Longitudinal effects of a single high dose of psilocybin on brain response to high conflict trials in the emotional conflict Stroop task. T-values from whole-brain voxel-wise contrasts for high-demand incongruent (CI) greater than low-demand congruent (CC) trials [CI > CC] are presented for (A) 1 week post-psilocybin compared to baseline, (B) 1 month post-psilocybin compared to baseline, and (C) 1 week post-psilocybin compared to 1 month post-psilocybin.
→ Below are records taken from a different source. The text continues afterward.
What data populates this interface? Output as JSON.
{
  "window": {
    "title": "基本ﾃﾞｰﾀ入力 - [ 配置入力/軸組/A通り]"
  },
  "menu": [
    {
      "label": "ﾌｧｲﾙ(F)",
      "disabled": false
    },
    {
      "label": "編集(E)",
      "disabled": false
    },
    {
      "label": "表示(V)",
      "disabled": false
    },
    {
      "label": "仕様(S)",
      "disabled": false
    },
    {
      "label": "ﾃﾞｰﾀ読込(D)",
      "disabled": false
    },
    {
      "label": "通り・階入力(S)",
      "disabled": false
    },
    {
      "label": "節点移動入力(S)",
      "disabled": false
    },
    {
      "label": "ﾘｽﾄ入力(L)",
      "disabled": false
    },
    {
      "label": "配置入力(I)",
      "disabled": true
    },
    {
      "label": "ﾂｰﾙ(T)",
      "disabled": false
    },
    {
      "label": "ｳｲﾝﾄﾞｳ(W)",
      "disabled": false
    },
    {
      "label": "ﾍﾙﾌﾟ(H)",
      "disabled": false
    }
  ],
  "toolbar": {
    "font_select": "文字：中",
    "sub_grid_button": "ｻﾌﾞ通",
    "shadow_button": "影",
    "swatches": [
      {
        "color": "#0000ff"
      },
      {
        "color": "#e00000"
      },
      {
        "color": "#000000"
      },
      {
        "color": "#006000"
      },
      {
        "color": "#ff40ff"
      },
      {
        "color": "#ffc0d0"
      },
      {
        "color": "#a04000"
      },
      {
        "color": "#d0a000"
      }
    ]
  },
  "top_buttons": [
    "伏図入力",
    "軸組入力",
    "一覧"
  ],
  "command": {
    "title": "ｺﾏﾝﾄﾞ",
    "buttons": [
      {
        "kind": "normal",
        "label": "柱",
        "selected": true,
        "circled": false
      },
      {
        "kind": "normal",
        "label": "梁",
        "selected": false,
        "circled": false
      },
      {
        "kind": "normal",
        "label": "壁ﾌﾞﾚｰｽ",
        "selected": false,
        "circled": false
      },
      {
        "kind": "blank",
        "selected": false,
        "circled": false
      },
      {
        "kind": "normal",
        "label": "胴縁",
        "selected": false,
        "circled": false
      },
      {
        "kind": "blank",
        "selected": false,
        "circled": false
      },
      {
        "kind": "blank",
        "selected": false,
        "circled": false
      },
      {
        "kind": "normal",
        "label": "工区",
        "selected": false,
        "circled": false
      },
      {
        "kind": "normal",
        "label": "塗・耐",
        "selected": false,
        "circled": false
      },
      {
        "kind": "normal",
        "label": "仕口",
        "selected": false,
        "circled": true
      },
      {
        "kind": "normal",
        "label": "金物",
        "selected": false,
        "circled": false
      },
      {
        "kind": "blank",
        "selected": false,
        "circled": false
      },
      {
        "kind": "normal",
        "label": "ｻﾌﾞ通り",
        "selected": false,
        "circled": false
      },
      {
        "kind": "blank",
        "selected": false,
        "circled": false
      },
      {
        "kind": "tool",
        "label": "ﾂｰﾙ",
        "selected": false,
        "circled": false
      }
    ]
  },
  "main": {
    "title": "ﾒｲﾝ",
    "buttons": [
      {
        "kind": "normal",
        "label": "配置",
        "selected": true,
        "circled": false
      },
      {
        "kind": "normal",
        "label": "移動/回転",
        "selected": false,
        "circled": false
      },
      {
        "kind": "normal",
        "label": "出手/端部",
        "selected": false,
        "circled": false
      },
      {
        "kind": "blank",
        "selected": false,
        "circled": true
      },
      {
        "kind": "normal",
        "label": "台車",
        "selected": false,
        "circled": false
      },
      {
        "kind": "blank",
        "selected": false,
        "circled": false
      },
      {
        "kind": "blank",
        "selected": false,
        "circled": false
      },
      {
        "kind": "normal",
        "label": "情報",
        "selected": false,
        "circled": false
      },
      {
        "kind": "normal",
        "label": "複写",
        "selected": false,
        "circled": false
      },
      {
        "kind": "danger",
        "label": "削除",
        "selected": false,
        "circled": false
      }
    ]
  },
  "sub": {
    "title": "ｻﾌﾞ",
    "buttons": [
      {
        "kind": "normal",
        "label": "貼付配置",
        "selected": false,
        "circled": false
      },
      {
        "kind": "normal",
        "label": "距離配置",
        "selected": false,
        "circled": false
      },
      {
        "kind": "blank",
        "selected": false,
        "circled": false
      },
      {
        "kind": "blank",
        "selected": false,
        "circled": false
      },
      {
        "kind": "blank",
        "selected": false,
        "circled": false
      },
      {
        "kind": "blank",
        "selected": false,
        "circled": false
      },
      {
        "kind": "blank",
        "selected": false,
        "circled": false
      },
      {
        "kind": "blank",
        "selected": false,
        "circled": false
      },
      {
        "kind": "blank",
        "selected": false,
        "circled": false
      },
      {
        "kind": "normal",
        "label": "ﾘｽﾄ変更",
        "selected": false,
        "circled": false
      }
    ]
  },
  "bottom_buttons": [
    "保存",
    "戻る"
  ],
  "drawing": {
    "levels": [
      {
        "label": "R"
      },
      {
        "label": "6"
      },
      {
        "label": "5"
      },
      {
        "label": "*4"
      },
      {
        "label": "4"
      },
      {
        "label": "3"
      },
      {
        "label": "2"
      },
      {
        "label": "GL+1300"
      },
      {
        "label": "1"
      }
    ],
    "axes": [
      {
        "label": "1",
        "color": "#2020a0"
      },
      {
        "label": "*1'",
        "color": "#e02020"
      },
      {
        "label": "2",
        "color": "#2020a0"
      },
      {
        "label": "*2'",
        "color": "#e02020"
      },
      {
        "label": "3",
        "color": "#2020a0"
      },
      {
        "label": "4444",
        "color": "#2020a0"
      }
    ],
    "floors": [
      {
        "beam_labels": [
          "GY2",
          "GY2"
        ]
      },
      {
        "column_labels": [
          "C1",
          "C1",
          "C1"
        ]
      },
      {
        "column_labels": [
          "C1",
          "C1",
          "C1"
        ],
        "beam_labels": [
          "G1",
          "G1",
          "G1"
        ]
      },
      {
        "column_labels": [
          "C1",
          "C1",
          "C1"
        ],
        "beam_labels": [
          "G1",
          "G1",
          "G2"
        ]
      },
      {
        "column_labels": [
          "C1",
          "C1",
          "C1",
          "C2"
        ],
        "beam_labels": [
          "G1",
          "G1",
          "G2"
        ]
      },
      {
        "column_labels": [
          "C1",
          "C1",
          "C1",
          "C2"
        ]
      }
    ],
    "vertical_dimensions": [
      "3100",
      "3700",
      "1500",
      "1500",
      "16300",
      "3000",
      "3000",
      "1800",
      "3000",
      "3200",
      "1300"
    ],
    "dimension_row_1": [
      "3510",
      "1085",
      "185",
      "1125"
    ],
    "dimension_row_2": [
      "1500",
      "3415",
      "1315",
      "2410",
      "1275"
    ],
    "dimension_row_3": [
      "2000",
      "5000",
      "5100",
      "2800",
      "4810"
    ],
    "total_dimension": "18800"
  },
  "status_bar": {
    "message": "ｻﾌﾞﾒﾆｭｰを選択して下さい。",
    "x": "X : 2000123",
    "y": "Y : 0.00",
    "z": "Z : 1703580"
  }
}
Each panel contains sagittal, coronal, and axial slices that display the significant clusters that were observed in the whole-brain general linear model analysis, with the in-plane coordinate for a given slice found in the top left-hand corner of each slice. Significant clusters in each slice are circled in yellow. CI: an incongruent Stroop trial that followed a congruent Stroop trial – this is a high-demand trial, as the trial involves both incongruent emotional information as well as a response-switch from responding to a congruent trial to responding to an incongruent trial; CC: a congruent Stroop trial that followed another congruent Stroop trial – this is a low-demand trial, as the trial involves congruent emotional stimuli and does not require response-switching from the previous trial.

Figure 3

Longitudinal effects of a single high dose of psilocybin on the strength of static functional brain connectivity. Static functional connections (edges) that significantly increase (red lines) or decrease (blue lines) in strength (A) at 1 week compared to baseline, (B) at 1 month compared to baseline, and (C) at 1 week compared to 1 month are plotted in circle brains (https://bioimagesuiteweb.github.io/webapp/connviewer.html). The left and right side of each panel represents left and right hemispheres of the brain, respectively. Each dot in the inner ring of dots in each hemisphere corresponds to a node or region of interest within the brain, and the outer band of color provides a color code indicating the lobe of the brain within which each node resides. Color to lobe mapping is provided in the inset legend. Each edge is significantly different between time points (p < 0.05 after correction for multiple comparisons using the Bonferroni method).

Figure 4

Effects of psilocybin on edge-wise and network-based static functional connectivity. (A) Static functional connectivity is shown for all pairwise functional connections (268 nodes × 268 nodes = 35,778 edges) at each time point. Each row and each column represents a single node (ROI) as defined by the Shen 268-node functional brain atlas. The color of each off-diagonal cell in the connectome matrix represents the Pearson correlation value (r) for each edge (between the given nodes) in the brain. Nodes are grouped together in rows and columns by network as defined in the Shen atlas, with black lines marking the border between networks in the matrix. (B) Differences in static functional connectivity are shown within and between canonical networks for 1 Week > Baseline, 1 Month > Baseline, and 1 Week > 1 Month. Each row and column represents a single brain network as defined by the Shen 268-node functional brain atlas. The diagonal cells represent differences in within-network connectivity between time points, and off-diagonal cells represent differences in between-network connectivity between time points. MF = medial frontal network, FP = frontoparietal network, DM = default mode network, SubC = subcortical-cerebellum network (including the salience network), SM = somatosensory-motor network, MedV = medial visual network, OccP = occipital pole network, and LatV = lateral visual network.